“A comienzos de enero nos fuimos de vacaciones con la familia de mi marido. Veníamos planeando hace meses una ida al norte todos juntos. Después de varios meses sin vernos, por fin nos reuniríamos con mi cuñado, su esposa y sus 4 hijos. Irían también mis suegros.
Todo partió bien. La ilusión acumulada de vivir unos días en torno al ocio y al compartir momentos en la playa hacía que todo fuese perfecto. Veníamos con las pilas cargadas y muchas expectativas positivas en torno a lo que sería esta reunión. Pero como suele pasar, la imaginación hizo trampa y rápidamente todo lo que pensé sería color de rosas, se fue tiñendo de un amargo gris. Y es que aunque sé que convivir con otras familias no siempre es fácil, esta vez mi reflexión en torno a los niños ajenos se volvió muy profunda.

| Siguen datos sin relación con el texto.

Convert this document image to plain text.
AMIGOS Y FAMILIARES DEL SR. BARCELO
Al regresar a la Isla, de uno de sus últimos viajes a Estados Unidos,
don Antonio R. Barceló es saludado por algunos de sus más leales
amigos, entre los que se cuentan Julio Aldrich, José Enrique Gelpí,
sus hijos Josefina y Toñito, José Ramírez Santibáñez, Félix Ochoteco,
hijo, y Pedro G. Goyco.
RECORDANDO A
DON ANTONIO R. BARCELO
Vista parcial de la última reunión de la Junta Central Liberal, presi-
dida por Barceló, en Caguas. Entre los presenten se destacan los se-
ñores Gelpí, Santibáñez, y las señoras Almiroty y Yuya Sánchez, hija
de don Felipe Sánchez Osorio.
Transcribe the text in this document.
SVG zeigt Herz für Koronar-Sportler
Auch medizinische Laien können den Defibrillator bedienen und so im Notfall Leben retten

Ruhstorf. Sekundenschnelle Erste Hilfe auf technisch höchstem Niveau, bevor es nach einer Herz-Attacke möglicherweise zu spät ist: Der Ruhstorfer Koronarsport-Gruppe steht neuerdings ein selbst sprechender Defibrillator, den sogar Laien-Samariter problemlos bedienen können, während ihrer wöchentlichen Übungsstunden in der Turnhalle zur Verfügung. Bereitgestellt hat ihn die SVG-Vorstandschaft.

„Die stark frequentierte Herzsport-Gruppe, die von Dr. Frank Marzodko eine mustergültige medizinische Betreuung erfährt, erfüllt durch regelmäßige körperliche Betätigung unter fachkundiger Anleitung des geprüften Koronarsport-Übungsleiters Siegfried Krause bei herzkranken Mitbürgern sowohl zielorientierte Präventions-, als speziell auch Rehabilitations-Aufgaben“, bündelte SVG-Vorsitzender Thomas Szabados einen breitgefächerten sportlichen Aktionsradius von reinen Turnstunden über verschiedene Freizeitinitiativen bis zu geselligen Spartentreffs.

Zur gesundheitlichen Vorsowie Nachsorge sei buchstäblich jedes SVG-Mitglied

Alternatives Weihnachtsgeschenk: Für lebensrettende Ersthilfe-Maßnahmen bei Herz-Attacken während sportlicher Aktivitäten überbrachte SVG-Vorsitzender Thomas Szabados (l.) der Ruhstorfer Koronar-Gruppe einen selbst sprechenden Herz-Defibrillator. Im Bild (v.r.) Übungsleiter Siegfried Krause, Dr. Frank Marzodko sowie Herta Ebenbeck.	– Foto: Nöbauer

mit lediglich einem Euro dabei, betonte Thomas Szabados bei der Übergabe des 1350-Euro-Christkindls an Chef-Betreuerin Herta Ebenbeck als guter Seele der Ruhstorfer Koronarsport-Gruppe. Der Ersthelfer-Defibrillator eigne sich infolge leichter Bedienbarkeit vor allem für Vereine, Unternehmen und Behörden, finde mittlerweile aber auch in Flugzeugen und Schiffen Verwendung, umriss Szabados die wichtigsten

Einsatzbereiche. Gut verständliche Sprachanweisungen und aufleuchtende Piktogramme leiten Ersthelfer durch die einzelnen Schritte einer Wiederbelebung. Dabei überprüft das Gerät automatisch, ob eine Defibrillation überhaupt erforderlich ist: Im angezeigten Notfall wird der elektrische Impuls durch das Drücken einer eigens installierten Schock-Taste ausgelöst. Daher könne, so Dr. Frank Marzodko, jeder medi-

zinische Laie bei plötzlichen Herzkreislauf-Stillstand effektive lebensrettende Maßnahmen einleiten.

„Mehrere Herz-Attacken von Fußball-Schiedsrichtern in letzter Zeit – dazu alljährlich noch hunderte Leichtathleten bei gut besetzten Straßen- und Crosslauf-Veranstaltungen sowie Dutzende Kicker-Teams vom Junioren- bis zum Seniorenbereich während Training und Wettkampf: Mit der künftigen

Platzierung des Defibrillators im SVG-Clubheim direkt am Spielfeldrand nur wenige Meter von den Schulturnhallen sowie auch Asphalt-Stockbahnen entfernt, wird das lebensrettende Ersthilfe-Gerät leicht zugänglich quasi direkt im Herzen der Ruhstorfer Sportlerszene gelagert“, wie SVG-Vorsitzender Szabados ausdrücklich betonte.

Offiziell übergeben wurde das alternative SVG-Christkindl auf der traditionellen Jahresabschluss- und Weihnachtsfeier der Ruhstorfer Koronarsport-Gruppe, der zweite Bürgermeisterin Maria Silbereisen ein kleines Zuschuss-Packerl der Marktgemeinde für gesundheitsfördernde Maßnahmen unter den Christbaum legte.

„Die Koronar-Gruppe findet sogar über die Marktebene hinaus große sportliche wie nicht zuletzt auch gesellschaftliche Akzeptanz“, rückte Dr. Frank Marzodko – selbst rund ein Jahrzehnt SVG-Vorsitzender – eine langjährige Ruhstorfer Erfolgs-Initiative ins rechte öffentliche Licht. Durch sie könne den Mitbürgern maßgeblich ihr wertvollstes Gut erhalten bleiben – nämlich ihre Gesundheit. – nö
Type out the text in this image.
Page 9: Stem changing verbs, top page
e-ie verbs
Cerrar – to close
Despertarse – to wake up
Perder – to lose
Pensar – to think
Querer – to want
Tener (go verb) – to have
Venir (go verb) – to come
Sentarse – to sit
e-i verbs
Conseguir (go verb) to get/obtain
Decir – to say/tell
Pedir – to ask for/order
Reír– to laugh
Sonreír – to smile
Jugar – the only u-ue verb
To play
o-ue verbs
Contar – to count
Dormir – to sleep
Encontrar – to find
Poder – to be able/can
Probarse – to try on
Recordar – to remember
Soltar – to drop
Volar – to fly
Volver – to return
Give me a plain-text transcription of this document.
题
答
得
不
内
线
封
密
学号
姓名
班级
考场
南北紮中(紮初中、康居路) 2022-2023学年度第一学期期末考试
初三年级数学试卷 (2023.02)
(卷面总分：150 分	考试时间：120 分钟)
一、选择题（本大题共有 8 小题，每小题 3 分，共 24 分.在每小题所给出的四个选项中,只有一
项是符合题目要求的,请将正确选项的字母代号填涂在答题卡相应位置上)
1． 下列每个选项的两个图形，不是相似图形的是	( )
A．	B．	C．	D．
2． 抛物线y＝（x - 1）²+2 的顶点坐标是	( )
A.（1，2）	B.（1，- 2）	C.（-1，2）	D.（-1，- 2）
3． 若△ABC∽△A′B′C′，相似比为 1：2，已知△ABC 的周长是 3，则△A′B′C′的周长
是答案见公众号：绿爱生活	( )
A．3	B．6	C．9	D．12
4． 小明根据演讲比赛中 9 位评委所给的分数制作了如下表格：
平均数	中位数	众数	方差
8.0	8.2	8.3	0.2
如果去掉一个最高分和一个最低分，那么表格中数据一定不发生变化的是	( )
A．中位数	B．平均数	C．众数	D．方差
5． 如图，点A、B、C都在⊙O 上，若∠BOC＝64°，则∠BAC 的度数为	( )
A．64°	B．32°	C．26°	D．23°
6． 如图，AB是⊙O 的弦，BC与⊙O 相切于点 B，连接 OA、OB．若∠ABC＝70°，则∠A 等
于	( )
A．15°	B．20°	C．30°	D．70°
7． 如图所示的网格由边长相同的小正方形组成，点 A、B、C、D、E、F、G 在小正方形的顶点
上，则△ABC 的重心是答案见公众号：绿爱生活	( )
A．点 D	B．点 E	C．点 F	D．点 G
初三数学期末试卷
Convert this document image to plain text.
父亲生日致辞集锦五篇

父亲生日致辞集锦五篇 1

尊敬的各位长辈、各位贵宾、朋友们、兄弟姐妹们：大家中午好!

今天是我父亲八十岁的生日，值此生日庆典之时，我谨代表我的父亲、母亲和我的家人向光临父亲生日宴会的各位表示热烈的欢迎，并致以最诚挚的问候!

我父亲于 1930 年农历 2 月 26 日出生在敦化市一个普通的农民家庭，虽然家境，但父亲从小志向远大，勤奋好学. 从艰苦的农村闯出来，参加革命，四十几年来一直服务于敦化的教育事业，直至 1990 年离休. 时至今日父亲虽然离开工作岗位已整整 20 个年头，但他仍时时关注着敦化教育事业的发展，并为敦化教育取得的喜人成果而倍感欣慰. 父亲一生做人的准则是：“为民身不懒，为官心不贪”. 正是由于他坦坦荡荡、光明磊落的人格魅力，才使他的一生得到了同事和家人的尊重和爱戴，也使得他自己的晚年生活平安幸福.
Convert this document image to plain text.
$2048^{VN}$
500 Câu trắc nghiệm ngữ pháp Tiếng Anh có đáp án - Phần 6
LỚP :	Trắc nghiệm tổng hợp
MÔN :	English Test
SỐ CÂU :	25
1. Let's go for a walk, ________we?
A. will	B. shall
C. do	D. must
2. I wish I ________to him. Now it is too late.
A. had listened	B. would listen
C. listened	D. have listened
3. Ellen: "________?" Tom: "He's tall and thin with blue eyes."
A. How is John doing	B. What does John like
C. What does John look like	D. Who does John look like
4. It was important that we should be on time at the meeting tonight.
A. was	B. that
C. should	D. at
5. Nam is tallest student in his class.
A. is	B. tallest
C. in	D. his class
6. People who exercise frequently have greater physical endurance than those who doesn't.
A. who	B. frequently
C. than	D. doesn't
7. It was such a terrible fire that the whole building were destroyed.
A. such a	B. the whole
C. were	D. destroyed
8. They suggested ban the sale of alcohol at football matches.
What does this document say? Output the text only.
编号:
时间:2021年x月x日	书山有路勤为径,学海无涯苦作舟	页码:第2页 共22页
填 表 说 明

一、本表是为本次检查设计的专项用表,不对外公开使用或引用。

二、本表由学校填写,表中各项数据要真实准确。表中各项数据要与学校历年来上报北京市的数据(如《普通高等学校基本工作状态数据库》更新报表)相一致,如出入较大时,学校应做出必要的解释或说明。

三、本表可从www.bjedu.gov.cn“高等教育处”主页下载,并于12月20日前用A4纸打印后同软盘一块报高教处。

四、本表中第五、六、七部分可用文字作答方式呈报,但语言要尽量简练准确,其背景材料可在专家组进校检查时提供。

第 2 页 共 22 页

Y me dejó triste y confundida.
Siempre he sido de la teoría de que si estás con niños que no son tuyos no debes hacer diferencias. Si le pongo bloqueador a los míos -cosa que asumo me da mucha flojera- lo hago con mis sobrinos si sus papás no están. Les compro helados si me lo piden, los invito a pasear si planeo salir con mis hijos y si queremos ver una película en mi cama, son todos bienvenidos. Pero, así como los regaloneo y cuido como propios, me siento en la libertad de llamarles la atención si hacen algo inadecuado o de decirles que eso no está bien si así me parece. Para mi el amor es eso, es “maleducar” a veces, pero también educar cuando corresponde, poniendo el respeto y el buen modo por delante. Eso no lo transo.
Pero estos días removieron algo que creó se trizó para siempre. Vi a mis sobrinos y a mis cuñados con otros ojos. Vi a personas que se mueven distinto por la vida, que siempre tienen que tener lo mejor. A niños a los que no les puedes decir absolutamente nada porque de hacerlo, te ganas sí o sí una pelea con sus papás. Niños a los que no se les podía llamar la atención cuando le pegaban a los míos o cuando, después de haberles compartido baldes y juguetes a destajo, eran incapaces de regalar una galleta. Y nadie dice nada. Ni mi marido ni mis suegros, porque nadie está dispuesto a enfrentar a esos padres ya que el costo de hacerlo es altísimo. Lo mismo le pasa a mi marido, que con tal de evitarse una pelea es capaz de tragar ira por semanas. Y yo, sorprendida con estos comportamientos también callé. Era la más lejana y guardé silencio. Un silencio incómodo, doloroso e injusto.
No me gusta inmiscuirme en la crianza del resto, no soy quién para hacerlo. Y no me siento superior, sé que muchas veces me equivoco, pero tener que permitir tanto trato diferente me dolió al punto de no querer verlos más. O por lo menos por un buen rato. Me sentí pasada a llevar y me di cuenta de que es muy difícil querer a niños que son tratados como niños especiales, niños a los que nadie les dice nada, niños que siempre tienen que ganar porque si no se amurran y sus papás se enojan. Es duro, pero después de estos días concluí eso: el amor se gana y no vi ganas de hacer nada para merecerlo. Al menos no el mío”.
Josefina tiene 42 años y es Técnico en Enfermería.